Nearly two days after the unprecedented terror attacks in Mumbai were neutralised, police and Central security agencies are struggling to piece together what is apparently a complex plot even as questions remain if there are any attackers still on the loose and if the blasts in the two taxis were intended for other high-profile targets.
While police and government officials have gone on record to say that 10 attackers entered the city from the sea on a raft and nine have been killed and one arrested, the blasts in two taxis — in Vile Parle and near the Dockyard Road station — have sown doubts about the presence of more men.
But police sources said they suspected the 10 men had used the two taxis after landing in the city and left an IED each in the two vehicles to be randomly triggered by timers later in the night and cause chaos and destruction.
They said the driver and the passenger in the Vile Parle taxi and the driver in the Dockyard Road station taxi, all of whom were killed, had been identified and the nature of the explosives used was being ascertained. More details are expected from the interrogation of Azam Ameer Qasab, the lone attacker nabbed alive.
“We are still verifying whether they had any local assistance and how they got information about the internal layout of the targeted areas.
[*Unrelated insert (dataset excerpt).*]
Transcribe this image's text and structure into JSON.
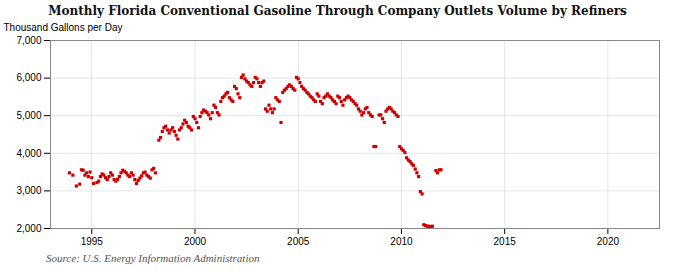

We are also investigating explosions that took place in a taxi in Vile Parle and Dockyard Road,” said Joint Commissioner of Police (Crime) Rakesh Maria.
“Qasab has told us that he is with Lashkar and along with the other nine was trained at camps in Pakistan. Each terrorist was carrying about 10 hand grenades. Qasab has given us the names of the other nine men but they might be aliases and need to be verified.”
Maria denied reports that the terrorists were staying in the Colaba area using Malaysian student identity cards and rubbished talk of two hotel interns assisting the terrorists. He said that the three groups of terrorists who held hostages captive at three different locations in the city were not in touch with each other during the course of the attacks.